UNIVERSITY PARK, Pa.— Promoting a volunteer organization that contributes to peace and development is an easy sell, says Jennifer Stapper. Promoting it at the global level for the United Nations can present a number of unexpected challenges.

Stapper leads communications for the United Nations Volunteers (UNV) programme, a U.N. organization that contributes to the aspirations of the United Nations through a wide-spread organized group of qualified and motivated volunteers. She will speak at 7 p.m. on Feb. 3 in the HUB Auditorium. The lecture is a part of the Professional-in-Residence program, a series run by the Arthur W. Page Center for Integrity in Communication.

In her talk, "Tapping the potential of the U.N. brand for a better world,” Stapper will discuss her role in spreading UNV’s message and good work, which reaches more than 125 countries and includes around 6,500 U.N. volunteers in the field, and another 11,000 as online volunteers. Stapper works in Bonn, Germany where she promotes the organization’s sustainable work and peacemaking efforts. Keeping a focused mission among hundreds of diverse cultures is a challenge in itself, working with equally complicated hardships like wars, refugee crises, economic difficulties and famine creates unique communications´ obstacles for Stapper and her team.

With partners all over the world, UNV mobilizes qualified volunteers into diverse United Nations programming. Many volunteers are stationed in sub-Saharan Africa, but thousands are located in other locations of need. For example, UNV is heavily involved in areas bordering Syria assisting registered refugees. Volunteers there organize schools for children, centers for women and resources for communities.

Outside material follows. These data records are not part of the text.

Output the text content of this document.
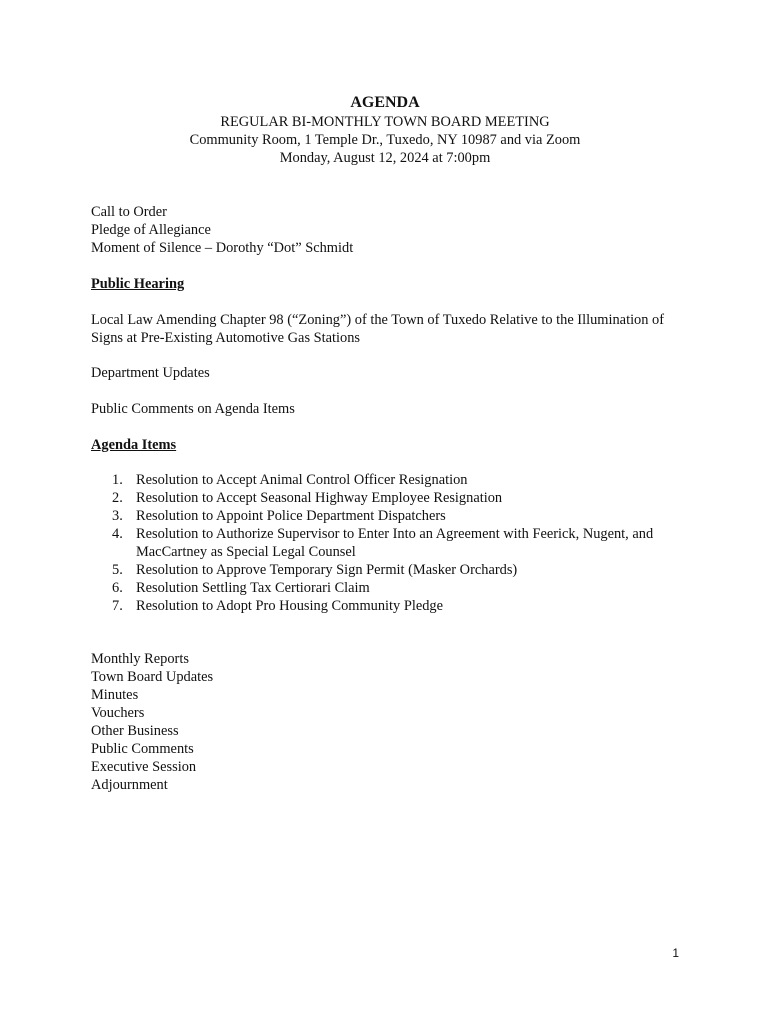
AGENDA

REGULAR BI-MONTHLY TOWN BOARD MEETING

Community Room, 1 Temple Dr., Tuxedo, NY 10987 and via Zoom

Monday, August 12, 2024 at 7:00pm

Call to Order

Pledge of Allegiance

Moment of Silence – Dorothy “Dot” Schmidt

Public Hearing

Local Law Amending Chapter 98 (“Zoning”) of the Town of Tuxedo Relative to the Illumination of Signs at Pre-Existing Automotive Gas Stations

Department Updates

Public Comments on Agenda Items

Agenda Items

1. Resolution to Accept Animal Control Officer Resignation
2. Resolution to Accept Seasonal Highway Employee Resignation
3. Resolution to Appoint Police Department Dispatchers
4. Resolution to Authorize Supervisor to Enter Into an Agreement with Feerick, Nugent, and MacCartney as Special Legal Counsel
5. Resolution to Approve Temporary Sign Permit (Masker Orchards)
6. Resolution Settling Tax Certiorari Claim
7. Resolution to Adopt Pro Housing Community Pledge

Monthly Reports

Town Board Updates

Minutes

Vouchers

Other Business

Public Comments

Executive Session

Adjournment

1
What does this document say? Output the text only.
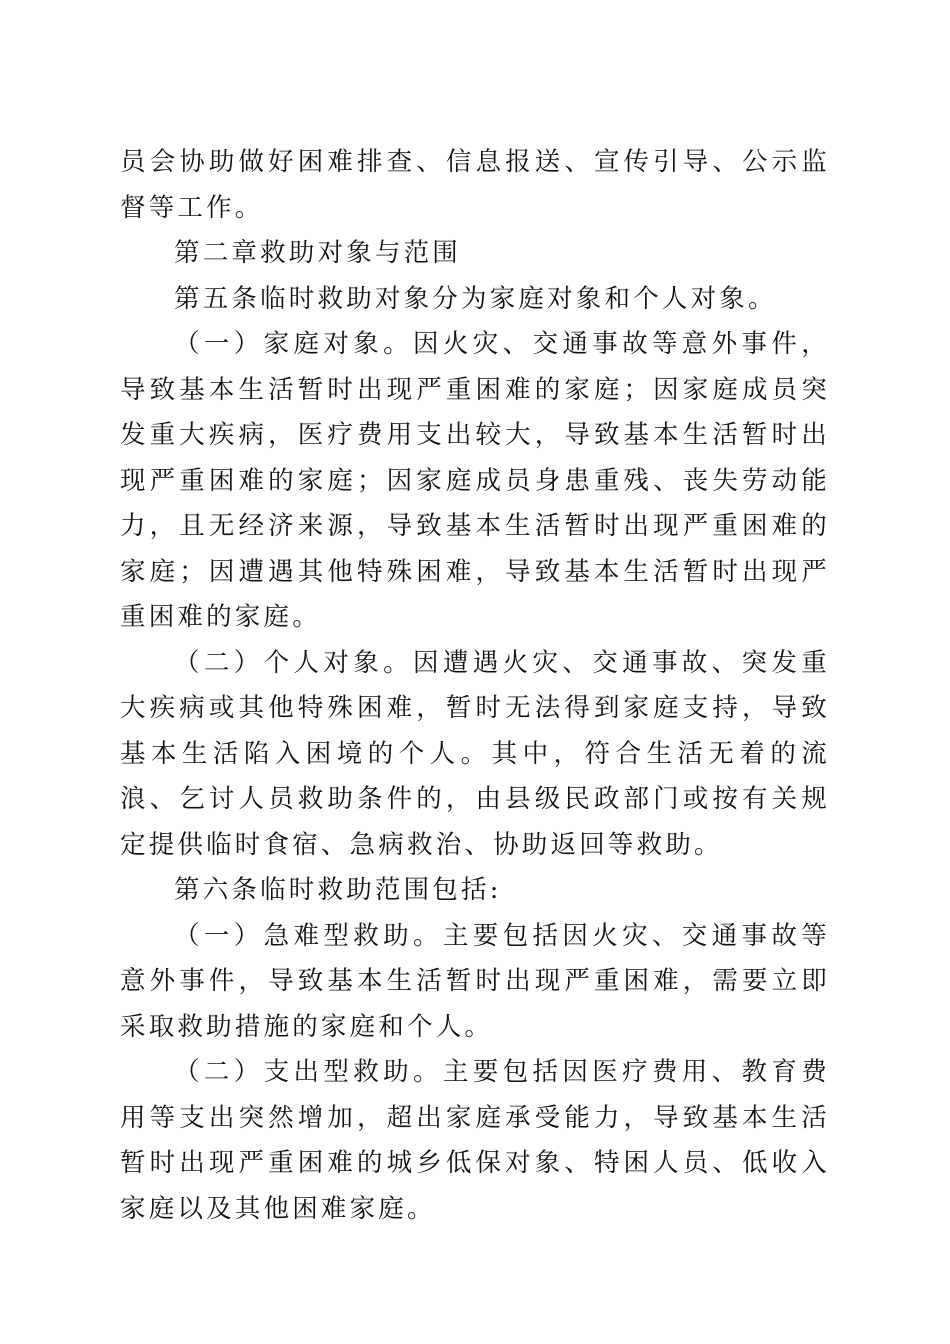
员会协助做好困难排查、信息报送、宣传引导、公示监督等工作。

第二章救助对象与范围

第五条临时救助对象分为家庭对象和个人对象。

（一）家庭对象。因火灾、交通事故等意外事件，导致基本生活暂时出现严重困难的家庭；因家庭成员突发重大疾病，医疗费用支出较大，导致基本生活暂时出现严重困难的家庭；因家庭成员身患重残、丧失劳动能力，且无经济来源，导致基本生活暂时出现严重困难的家庭；因遭遇其他特殊困难，导致基本生活暂时出现严重困难的家庭。

（二）个人对象。因遭遇火灾、交通事故、突发重大疾病或其他特殊困难，暂时无法得到家庭支持，导致基本生活陷入困境的个人。其中，符合生活无着的流浪、乞讨人员救助条件的，由县级民政部门或按有关规定提供临时食宿、急病救治、协助返回等救助。

第六条临时救助范围包括:

（一）急难型救助。主要包括因火灾、交通事故等意外事件，导致基本生活暂时出现严重困难，需要立即采取救助措施的家庭和个人。

（二）支出型救助。主要包括因医疗费用、教育费用等支出突然增加，超出家庭承受能力，导致基本生活暂时出现严重困难的城乡低保对象、特困人员、低收入家庭以及其他困难家庭。
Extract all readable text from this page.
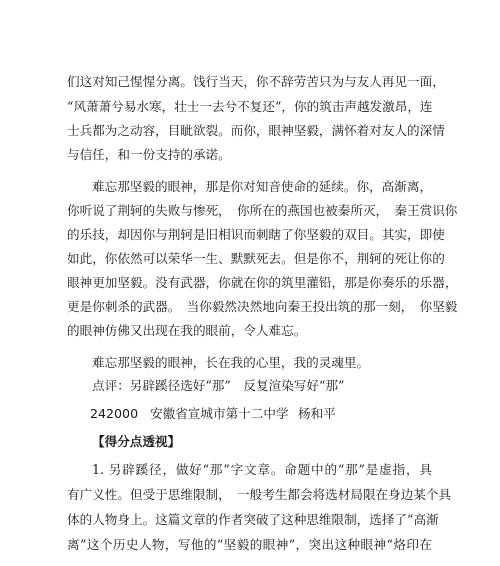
们这对知己惺惺分离。饯行当天，你不辞劳苦只为与友人再见一面，
“风萧萧兮易水寒，壮士一去兮不复还”，你的筑击声越发激昂，连
士兵都为之动容，目眦欲裂。而你，眼神坚毅，满怀着对友人的深情
与信任，和一份支持的承诺。
难忘那坚毅的眼神，那是你对知音使命的延续。你，高渐离，
你听说了荆轲的失败与惨死，　你所在的燕国也被秦所灭，　秦王赏识你
的乐技，却因你与荆轲是旧相识而刺瞎了你坚毅的双目。其实，即使
如此，你依然可以荣华一生、默默死去。但是你不，荆轲的死让你的
眼神更加坚毅。没有武器，你就在你的筑里灌铅，那是你奏乐的乐器，
更是你刺杀的武器。　当你毅然决然地向秦王投出筑的那一刻，　你坚毅
的眼神仿佛又出现在我的眼前，令人难忘。
难忘那坚毅的眼神，长在我的心里，我的灵魂里。
点评：另辟蹊径选好“那”　反复渲染写好“那”
242000 安徽省宣城市第十二中学 杨和平
【得分点透视】
1. 另辟蹊径，做好“那”字文章。命题中的“那”是虚指，具
有广义性。但受于思维限制，　一般考生都会将选材局限在身边某个具
体的人物身上。这篇文章的作者突破了这种思维限制，选择了“高渐
离”这个历史人物，写他的“坚毅的眼神”，突出这种眼神“烙印在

Volunteer work at this level is especially challenging. Volunteers often share the same living standards as the citizens of the remote towns and villages they work in. This can mean no electricity or running water. Many assignments do not allow volunteers to bring their families due to security issues. Stapper will discuss her role in telling the volunteer story and raising awareness of the importance of volunteers to U.N. goals.

Before joining the U.N., Stapper headed strategic communications and stakeholder relations at Fairtrade International. She also worked for a variety of non-governmental organizations in Brussels, Belgium and Washington D.C. in fundraising and public relations. Jennifer has a master’s degree in international relations from the University of Geneva, and a bachelor of arts from the University of Virginia in social and political thought. 

The lecture is a part of the Arthur W. Page Center’s Professional-in-Residence program, a series that invites top communicators to University Park to speak. In addition to the lecture, the selected professionals spend several days on campus visiting communications classes, meeting with faculty and networking with others.

The Arthur W. Page Center for Integrity in Public Communication is a research center at the Penn State College of Communications dedicated to the study and advancement of ethics and responsibility in corporate communication and other forms of public communication.